Aside from that project, most of the OR that I've worked on has ended up being basic LIPs. Again, the tough part of the job is usually in establishing requirements and in liaising with other areas, not in the OR theory. We have a lot of problems that can benefit from an OR approach, but people often don't realise that OR can help them, so part of my work is in sniffing out opportunities to use these tools.
One thing that is a point of difference between us and (much of) industry is that we operate in a high-security IT environment that makes it slow to get access to new software. The input and output data are confidential, which prevents us from just sending big problems off to a cloud provider. When we have collaborated with people with industry/academic backgrounds, they've often found this quite frustrating - no, you can't just download your favourite software.

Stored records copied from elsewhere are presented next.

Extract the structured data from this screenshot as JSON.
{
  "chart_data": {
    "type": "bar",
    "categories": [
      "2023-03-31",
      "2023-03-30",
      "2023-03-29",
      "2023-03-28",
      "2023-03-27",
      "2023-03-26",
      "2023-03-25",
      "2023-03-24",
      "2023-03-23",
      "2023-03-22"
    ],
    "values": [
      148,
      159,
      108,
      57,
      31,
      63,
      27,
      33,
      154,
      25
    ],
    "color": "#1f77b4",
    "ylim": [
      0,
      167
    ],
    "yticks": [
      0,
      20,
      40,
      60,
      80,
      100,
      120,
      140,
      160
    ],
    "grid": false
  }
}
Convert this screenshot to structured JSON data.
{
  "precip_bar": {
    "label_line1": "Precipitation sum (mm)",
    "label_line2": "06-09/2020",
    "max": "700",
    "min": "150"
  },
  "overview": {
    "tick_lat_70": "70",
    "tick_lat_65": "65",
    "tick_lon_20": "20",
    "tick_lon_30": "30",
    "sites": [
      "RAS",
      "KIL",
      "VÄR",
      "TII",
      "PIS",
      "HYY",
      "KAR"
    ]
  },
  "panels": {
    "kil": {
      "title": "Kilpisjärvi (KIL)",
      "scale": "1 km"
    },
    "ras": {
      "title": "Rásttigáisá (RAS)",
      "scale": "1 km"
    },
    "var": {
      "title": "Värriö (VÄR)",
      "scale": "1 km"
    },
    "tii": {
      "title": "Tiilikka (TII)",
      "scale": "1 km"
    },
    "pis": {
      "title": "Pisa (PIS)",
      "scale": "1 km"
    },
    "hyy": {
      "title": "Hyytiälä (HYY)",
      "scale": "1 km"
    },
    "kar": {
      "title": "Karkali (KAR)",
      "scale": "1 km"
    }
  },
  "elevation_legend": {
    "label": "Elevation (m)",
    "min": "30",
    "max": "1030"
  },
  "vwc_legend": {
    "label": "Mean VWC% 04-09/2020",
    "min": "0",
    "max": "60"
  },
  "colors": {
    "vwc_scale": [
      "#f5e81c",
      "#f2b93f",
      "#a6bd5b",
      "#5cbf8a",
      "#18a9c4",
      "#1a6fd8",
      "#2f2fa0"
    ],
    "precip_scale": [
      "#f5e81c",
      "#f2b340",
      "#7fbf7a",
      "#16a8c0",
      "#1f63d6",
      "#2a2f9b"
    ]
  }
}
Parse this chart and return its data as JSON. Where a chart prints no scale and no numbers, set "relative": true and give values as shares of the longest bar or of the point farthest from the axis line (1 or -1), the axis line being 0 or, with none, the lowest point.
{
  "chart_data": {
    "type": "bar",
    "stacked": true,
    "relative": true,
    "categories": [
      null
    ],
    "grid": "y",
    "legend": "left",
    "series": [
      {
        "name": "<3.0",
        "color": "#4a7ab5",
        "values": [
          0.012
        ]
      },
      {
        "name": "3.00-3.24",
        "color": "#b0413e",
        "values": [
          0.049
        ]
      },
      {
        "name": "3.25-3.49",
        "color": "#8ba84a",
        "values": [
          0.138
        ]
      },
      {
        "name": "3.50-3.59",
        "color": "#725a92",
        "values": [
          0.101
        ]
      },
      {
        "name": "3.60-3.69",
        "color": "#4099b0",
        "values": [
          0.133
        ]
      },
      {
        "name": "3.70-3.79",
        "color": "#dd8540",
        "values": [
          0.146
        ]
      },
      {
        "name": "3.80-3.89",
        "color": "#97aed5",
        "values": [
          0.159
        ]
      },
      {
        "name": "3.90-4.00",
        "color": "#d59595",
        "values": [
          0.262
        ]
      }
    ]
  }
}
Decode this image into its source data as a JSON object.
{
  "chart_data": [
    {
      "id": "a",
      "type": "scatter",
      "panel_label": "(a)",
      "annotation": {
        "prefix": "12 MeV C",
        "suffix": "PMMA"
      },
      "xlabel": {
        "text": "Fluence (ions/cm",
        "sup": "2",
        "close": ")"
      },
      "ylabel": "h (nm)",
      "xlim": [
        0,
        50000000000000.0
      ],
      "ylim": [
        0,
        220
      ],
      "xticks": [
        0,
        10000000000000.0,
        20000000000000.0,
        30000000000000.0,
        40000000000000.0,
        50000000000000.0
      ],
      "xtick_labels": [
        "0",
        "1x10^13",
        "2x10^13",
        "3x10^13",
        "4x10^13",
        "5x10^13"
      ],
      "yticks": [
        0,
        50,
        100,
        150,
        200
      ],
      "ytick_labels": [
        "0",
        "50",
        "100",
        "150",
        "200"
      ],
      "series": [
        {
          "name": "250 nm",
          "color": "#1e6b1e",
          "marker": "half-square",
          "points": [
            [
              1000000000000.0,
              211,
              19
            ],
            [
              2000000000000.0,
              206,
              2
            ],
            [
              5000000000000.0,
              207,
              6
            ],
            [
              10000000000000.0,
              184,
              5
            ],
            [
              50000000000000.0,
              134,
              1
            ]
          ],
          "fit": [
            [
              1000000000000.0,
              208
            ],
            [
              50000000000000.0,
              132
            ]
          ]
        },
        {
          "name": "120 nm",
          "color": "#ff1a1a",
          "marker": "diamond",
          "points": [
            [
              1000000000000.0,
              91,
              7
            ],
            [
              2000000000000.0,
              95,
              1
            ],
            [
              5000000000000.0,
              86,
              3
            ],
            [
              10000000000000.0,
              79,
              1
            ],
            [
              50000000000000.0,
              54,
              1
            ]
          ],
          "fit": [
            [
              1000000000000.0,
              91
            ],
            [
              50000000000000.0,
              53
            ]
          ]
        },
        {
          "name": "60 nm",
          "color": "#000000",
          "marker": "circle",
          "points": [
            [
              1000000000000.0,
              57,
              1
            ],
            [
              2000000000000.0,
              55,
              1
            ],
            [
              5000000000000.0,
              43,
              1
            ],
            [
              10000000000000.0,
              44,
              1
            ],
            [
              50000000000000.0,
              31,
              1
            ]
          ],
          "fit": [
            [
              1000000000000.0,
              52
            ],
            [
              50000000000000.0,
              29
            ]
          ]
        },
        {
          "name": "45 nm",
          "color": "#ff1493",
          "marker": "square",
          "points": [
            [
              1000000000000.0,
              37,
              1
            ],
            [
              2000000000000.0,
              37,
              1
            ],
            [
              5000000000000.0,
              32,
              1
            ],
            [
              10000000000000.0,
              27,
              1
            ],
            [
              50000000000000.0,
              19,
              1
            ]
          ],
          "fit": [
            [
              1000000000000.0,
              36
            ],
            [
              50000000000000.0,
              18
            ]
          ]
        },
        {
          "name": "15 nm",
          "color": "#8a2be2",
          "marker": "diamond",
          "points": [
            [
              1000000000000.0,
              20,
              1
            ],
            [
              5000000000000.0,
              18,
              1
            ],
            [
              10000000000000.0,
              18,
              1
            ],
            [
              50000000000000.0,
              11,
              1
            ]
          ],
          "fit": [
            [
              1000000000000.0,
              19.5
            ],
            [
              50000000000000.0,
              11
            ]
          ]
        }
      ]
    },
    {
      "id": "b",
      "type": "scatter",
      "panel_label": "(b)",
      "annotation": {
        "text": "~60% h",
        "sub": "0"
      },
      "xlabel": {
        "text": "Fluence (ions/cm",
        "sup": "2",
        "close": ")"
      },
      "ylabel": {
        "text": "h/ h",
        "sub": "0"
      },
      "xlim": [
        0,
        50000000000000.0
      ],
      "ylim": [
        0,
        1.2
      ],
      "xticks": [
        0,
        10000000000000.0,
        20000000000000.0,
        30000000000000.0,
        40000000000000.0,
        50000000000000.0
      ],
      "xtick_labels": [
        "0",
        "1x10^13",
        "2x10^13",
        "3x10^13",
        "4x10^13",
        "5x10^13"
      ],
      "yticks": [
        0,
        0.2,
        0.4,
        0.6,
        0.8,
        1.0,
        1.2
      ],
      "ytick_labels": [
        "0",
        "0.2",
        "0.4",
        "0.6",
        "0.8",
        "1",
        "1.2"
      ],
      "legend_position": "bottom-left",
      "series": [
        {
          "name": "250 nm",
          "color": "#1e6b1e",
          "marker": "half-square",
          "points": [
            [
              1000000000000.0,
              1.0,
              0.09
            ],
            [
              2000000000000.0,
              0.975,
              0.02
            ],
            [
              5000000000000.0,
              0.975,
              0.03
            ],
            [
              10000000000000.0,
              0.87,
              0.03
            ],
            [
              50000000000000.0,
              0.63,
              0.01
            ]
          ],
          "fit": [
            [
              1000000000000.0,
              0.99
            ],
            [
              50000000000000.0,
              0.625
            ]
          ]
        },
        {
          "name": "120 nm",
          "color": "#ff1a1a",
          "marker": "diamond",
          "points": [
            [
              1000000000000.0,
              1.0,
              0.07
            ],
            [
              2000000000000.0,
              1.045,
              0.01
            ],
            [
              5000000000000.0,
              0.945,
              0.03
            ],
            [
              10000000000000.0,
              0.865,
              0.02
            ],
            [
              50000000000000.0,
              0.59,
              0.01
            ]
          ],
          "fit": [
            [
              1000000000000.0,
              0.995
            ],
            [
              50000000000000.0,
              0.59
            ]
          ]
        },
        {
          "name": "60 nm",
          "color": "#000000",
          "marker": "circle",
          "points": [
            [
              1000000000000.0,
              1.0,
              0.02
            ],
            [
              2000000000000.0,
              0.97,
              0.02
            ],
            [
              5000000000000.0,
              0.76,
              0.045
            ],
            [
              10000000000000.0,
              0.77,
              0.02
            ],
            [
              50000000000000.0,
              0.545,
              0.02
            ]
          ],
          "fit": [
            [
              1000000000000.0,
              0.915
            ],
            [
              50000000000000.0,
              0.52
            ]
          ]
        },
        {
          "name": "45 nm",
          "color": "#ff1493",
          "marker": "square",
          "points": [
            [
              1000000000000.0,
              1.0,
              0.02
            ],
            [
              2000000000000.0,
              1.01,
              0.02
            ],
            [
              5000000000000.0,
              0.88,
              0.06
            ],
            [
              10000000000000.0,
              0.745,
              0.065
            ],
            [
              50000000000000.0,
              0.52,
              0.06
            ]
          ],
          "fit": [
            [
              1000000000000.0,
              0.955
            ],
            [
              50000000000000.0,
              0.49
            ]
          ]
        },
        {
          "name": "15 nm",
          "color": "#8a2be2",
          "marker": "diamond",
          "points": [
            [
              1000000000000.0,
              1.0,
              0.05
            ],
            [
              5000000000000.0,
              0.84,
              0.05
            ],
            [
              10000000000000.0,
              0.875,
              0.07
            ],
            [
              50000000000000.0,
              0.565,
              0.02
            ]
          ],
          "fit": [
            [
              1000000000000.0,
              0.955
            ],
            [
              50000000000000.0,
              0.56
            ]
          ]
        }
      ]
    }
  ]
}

Another possible point of difference is that my agency doesn't have permanent "OR expert" positions. Staff will rotate in and out of OR-related areas every few years, so we end up with a wide mix of experience but nobody gets to focus just on OR, and our knowledge tends to be more ad-hoc and pragmatically-oriented than you might expect from somebody who's done a degree in it. Likewise, most of us don't have formal OR training; I think one of my co-workers studied it in undergrad many years ago, I've done one course on Coursera, the rest has been largely on-the-job.
Something that has really become interesting to me is the creation of software in both of these contexts. Specifically as an end user of a commercial solver.
In academia often code is written to solve a specific problem or explore potential solutions. This perhaps affords the ability to do more fundamental work. Like the exploration of how solvers work or detailed tuning. These implementations tend to be orientated around "running" a model.
In industry the goal can be to write reusable software which takes some kind of input data and then generates models which are then solved. The solution is then transformed into some kind of output format. Most of this is either delivered through customized software or on top of existing solutions for example GIS tools.